Here’re some of the things NHL fans hear often during interviews: “We’re going to take them one game at a time.” or “We’re trying to score those dirty goals.” or “I’m just trying to play my game.” or “We need to get more traffic in front of the net.” or “It was a good team effort.” Those sorts of banal comments simply are spewed up over and over again.
BTW, these are simply the kind of comments that Toronto Maple Leafs player Auston Matthews is so good at avoiding, which makes him a great interview. My favorite comment of his during the 2019-20 season was, after Zach Hyman scored an empty-net goal, “Hyman is the Sidney Crosby of the 6-on-5.”
How Does Friedman Approach His Work?
As Friedman noted about his role, “I try to come across as understated. There’s a lot of yelling in this business and we don’t need everybody yelling. The other thing too is that I don’t think phoniness works. Or if it works, you have to be really good at it.”
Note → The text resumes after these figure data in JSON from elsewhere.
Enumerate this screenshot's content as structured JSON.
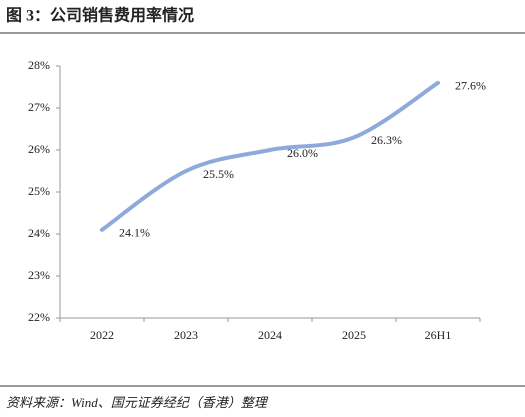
{
  "chart_data": {
    "type": "line",
    "title": "图 3：公司销售费用率情况",
    "source": "资料来源：Wind、国元证券经纪（香港）整理",
    "categories": [
      "2022",
      "2023",
      "2024",
      "2025",
      "26H1"
    ],
    "series": [
      {
        "color": "#8eaadb",
        "values": [
          24.1,
          25.5,
          26.0,
          26.3,
          27.6
        ],
        "value_labels": [
          "24.1%",
          "25.5%",
          "26.0%",
          "26.3%",
          "27.6%"
        ]
      }
    ],
    "ylim": [
      22,
      28
    ],
    "yticks": [
      {
        "value": 22,
        "label": "22%"
      },
      {
        "value": 23,
        "label": "23%"
      },
      {
        "value": 24,
        "label": "24%"
      },
      {
        "value": 25,
        "label": "25%"
      },
      {
        "value": 26,
        "label": "26%"
      },
      {
        "value": 27,
        "label": "27%"
      },
      {
        "value": 28,
        "label": "28%"
      }
    ],
    "smooth": true
  }
}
As I noted, although he fell a couple of subjects short of graduating, Friedman was an English major at Western (1989-93) who laughs at himself because humor he misspelled his own name for many years by leaving out the ‘e’ on the end. He learned his mistake when he applied for a passport at 16 and checked his birth certificate.
Friedman’s agenda for the future is actually finishing that degree. Of the courses remaining, he has one Shakespearean English course and an Algebra course.
About the course Shakespeare, Friedman noted, “And Shakespearean English, at least when I went there, was four essays and two exams, so I have to psyche myself up for that.”
Can you imagine, a prolific writer such as Friedman having to psyche himself up to do something he does at least once every week for the past few years? Perhaps it’s the two exams.